El trabajo del Pacho fue célebre, tanto como su ‘zona’ y el trabajo de ‘la línea de cuatro’. Algo tan novedoso que suscitó que uno de los asistentes de Sachhi, Fabio Capello, estuviese durante un mes en Zorrilla viendo jugar a los colombianos y tomando buena nota. Lo mismo que Juan Manuel Lillo y otro grupo de técnicos que no perdían detalle del trabajo que a diario realizaba. Sin embargo, el equipo tardó, como es lógico, en asimilar el sistema. Y, de igual manera lógico, la gente se empezó a poner nerviosa. Habían transcurrido seis jornadas y aún no se había ganado un partido. Los detractores saltaron a la palestra y empezaron a pintar bastos en contra del sistema. Hasta que llega a Zorrilla el Mallorca.

El tranquilizador efecto del gol, repetido hasta en cinco ocasiones aquella jornada, y administrado por Cuca y Alberto –por partida doble– y Gabi Moya, abrió una racha positiva que enderezó el rumbo, calmó los ánimos y desembocó en una trayectoria más que positiva que culminó en un noveno puesto al final de la competición. El cambio de Cuca, que no acababa de adaptarse, por Leonel Álvarez dotó al equipo de la entidad que demandaba Maturana en el centro del campo y le proporcionó un valor añadido decisivo.
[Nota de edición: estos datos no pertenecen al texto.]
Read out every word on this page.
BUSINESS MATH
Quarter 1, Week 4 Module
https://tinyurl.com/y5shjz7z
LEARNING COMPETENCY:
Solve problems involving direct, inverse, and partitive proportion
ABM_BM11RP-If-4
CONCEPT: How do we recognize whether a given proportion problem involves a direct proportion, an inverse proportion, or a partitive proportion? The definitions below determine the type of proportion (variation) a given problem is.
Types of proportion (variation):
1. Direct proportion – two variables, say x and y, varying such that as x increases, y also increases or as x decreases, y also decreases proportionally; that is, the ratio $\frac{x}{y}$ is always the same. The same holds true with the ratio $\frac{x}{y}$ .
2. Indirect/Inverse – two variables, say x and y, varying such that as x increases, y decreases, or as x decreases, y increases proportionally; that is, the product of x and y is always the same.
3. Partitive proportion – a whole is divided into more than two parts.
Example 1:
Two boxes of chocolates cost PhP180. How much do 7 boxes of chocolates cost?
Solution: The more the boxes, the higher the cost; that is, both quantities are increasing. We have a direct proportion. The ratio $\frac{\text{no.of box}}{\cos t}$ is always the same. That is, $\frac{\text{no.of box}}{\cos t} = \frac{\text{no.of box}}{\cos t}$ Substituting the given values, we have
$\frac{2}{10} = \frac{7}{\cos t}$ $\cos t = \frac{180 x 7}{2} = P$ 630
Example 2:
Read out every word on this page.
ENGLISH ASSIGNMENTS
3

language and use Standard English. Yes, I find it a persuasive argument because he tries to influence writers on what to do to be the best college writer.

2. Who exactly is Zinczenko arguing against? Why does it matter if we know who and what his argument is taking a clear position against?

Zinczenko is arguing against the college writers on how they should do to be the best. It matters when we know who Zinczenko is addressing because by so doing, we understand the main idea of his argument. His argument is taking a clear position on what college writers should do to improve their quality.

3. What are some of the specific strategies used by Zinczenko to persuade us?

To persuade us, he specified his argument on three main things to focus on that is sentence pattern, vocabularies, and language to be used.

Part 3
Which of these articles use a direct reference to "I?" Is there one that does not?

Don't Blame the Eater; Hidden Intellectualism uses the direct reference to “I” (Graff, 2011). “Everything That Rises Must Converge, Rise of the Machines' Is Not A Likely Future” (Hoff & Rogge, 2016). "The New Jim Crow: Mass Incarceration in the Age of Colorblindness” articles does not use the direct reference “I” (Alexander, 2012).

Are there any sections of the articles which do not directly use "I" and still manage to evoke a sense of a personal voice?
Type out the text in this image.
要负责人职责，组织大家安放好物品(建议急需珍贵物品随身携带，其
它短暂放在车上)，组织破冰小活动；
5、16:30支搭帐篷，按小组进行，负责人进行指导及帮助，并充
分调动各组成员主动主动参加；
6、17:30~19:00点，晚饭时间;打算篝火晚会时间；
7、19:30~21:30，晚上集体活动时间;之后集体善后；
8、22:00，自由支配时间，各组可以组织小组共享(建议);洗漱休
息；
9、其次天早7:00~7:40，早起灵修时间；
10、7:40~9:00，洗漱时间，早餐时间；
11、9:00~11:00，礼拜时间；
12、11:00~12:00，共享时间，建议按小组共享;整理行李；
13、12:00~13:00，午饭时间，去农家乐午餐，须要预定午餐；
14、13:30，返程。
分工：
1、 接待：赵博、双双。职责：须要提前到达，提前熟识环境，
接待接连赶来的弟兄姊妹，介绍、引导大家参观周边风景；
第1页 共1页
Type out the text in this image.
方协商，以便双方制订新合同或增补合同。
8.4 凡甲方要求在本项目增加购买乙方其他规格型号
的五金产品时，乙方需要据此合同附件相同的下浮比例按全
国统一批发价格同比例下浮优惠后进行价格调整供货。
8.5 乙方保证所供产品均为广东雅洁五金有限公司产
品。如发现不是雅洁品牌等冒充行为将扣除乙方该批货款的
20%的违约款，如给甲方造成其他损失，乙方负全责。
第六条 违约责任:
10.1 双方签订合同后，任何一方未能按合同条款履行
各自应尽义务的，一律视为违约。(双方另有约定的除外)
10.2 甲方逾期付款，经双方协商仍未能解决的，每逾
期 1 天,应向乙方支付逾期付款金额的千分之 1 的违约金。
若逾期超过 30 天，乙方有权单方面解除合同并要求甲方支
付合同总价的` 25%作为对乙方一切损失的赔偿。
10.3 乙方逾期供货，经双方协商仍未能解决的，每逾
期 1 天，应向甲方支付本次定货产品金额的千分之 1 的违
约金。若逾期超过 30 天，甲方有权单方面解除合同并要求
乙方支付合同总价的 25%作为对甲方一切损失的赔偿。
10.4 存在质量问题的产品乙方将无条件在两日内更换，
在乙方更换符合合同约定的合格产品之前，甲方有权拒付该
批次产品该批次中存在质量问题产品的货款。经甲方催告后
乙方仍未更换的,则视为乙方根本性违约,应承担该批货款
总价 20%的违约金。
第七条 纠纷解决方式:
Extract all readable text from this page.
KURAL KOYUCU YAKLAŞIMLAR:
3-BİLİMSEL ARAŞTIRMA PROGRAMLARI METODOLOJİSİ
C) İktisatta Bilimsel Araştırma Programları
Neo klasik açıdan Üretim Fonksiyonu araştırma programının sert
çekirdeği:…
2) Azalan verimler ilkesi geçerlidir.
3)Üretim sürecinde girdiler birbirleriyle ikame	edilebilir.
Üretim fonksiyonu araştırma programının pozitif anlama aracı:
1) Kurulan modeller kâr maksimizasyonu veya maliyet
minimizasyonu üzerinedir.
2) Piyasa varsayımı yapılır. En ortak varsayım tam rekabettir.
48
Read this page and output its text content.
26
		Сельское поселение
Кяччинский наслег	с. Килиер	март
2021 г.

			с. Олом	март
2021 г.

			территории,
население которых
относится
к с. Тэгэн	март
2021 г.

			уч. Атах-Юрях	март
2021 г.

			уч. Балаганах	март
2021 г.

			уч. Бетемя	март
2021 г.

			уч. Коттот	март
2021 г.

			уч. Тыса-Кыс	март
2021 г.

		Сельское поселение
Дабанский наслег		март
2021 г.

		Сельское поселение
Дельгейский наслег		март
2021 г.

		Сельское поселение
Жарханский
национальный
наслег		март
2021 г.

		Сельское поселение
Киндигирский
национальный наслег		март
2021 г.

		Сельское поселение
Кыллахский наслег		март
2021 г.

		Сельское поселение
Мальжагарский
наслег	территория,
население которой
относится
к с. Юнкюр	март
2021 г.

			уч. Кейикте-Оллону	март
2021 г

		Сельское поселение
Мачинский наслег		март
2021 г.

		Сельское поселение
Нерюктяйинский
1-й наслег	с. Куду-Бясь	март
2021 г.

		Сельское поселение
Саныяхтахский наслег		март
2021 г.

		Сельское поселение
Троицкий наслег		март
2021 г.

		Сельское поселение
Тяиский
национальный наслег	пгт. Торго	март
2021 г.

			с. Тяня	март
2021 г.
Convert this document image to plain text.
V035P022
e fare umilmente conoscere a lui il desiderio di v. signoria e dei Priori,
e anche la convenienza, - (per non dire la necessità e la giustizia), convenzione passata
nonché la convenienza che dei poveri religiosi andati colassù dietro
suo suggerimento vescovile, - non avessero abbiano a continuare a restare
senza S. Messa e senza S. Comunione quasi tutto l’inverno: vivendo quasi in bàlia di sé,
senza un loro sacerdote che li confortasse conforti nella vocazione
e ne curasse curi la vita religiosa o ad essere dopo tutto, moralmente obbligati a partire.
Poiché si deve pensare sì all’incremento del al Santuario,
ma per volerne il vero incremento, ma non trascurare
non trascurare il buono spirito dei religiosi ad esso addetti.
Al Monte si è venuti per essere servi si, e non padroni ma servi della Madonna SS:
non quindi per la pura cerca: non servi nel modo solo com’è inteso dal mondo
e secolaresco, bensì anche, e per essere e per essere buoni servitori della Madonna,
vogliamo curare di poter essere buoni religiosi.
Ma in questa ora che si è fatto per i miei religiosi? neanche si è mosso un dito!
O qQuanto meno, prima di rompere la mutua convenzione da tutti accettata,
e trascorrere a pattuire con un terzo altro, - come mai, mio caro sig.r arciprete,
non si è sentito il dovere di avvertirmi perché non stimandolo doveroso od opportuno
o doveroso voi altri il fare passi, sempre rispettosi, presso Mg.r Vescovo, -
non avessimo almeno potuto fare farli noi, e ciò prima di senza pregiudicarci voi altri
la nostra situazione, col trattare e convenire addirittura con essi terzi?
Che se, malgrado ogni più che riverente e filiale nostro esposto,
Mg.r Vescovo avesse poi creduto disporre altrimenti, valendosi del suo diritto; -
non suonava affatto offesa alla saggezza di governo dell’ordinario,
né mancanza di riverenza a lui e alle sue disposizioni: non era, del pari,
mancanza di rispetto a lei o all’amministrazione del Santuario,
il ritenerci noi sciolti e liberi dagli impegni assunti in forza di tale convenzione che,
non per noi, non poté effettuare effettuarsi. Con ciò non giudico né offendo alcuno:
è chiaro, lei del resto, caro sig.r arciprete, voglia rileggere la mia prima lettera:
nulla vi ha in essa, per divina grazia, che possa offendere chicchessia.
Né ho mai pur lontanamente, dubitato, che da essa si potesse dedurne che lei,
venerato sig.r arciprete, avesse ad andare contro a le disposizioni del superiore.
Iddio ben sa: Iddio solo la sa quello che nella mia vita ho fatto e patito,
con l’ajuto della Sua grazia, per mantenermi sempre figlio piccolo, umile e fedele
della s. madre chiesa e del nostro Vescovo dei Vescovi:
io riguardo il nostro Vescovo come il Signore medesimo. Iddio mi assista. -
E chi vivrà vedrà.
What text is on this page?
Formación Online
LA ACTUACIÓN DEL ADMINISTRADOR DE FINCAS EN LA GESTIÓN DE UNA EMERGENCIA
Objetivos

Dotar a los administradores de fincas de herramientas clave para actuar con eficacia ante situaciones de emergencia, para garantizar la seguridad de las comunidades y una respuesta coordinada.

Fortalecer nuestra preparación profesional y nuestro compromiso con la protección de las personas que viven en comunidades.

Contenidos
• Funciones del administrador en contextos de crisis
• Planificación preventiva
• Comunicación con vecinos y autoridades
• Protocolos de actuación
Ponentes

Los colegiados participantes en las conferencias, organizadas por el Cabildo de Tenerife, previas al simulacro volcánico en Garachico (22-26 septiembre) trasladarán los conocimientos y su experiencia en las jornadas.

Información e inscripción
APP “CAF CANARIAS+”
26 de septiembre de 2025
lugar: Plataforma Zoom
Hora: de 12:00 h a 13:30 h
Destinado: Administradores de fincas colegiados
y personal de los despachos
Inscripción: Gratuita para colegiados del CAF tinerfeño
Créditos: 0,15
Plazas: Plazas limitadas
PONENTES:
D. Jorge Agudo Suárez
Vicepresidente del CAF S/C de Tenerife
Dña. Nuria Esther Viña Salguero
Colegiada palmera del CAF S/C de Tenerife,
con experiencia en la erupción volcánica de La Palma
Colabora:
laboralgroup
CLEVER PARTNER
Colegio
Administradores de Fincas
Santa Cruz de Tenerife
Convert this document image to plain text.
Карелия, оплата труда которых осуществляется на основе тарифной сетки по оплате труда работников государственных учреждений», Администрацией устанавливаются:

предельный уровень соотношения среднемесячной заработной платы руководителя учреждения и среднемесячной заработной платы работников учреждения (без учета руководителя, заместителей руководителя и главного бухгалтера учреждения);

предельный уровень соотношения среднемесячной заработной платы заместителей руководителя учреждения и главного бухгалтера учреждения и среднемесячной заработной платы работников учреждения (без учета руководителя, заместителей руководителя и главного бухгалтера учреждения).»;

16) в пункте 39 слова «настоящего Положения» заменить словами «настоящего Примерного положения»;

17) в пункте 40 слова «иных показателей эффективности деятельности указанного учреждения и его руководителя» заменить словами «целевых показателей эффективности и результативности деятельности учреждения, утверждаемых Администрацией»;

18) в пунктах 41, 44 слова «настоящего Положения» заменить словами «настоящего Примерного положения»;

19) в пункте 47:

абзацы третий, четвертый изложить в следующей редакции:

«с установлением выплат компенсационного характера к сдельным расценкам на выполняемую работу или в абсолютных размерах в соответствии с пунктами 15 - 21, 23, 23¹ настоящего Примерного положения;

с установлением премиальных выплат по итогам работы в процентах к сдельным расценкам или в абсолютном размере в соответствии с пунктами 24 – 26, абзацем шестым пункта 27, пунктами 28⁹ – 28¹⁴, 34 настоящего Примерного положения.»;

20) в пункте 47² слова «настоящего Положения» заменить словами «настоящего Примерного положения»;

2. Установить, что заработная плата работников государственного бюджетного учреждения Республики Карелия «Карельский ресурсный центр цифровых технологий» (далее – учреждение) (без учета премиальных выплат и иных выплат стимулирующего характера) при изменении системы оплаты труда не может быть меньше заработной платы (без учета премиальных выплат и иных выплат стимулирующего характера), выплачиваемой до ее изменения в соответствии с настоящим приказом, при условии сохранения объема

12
En aquel equipo empezaban a destacar sobremanera algunos jugadores a los que técnico y sistema habían revalorizado. Tan es así que Moya, Caminero y Fonseca, que posteriormente serían traspasados de forma millonaria, empezaron a ser objeto de deseo de los grandes. Gonzalo, conocedor de la situación, se adelantó y renovó a los tres en una operación decisiva para la economía del club. Los dos primeros acabaron en unos meses en el Atlético de Madrid, y Goyo, en el Espanyol, junto con Santi Cuesta.

Mientras tanto, la economía se resentía y al club le urgía vender. La fallida operación de la venta de Caminero al Real Madrid, tasada en unos 400 millones de pesetas y de cuya negociación y acuerdo fui testigo directo en la famosa reunión de la A-6, fue el inicio del declive. Con las ventas de Caminero y Moya, el club se hubiese embolsado cerca de 600 millones de pesetas de los de entonces, y el giro que hubiera experimentado la entidad habría sido impredecible.

Decepcionado Gonzalo con la negativa de Mendoza a respetar el acuerdo, mandó al club los ejemplares sin firmar y se quedó con los firmados, y muy tocado Maturana por la misma forma de proceder con él, tras haber llegado a un acuerdo para entrenar a los merengues, empezó la Liga 1991/1992 con un salto hacia adelante que apostaba por un todo o nada. La llegada del mejor jugador de América de 1987, ídolo caribeño y referente de la selección de Colombia, Carlos ‘el Pibe’ Valderrama, junto al cancerbero René Higuita y la permanencia de Leonel Álvarez terminaron por conformar el ‘año de los colombianos’. El devenir de aquella campaña, con el desenlace final del descenso y la venta de los tres a mitad de temporada, es de sobra conocida.

El último servicio de Gonzalo fue el caballeroso gesto de dar el paso necesario a un lado para que un nuevo equipo de gestión tomase las riendas del club, tras un sincero apretón de manos con Andrés Martín. Su sueño de fusionar ambos deportes se difuminaba, al tiempo que la presencia de todas las figuras del básquet, con Sabonis a la cabeza, y las estrellas del fútbol, con ‘el Pibe’ Valderrama y Caminero como máximos exponentes, dejaban el regusto amargo de aquello que bien pudo ser y no fue.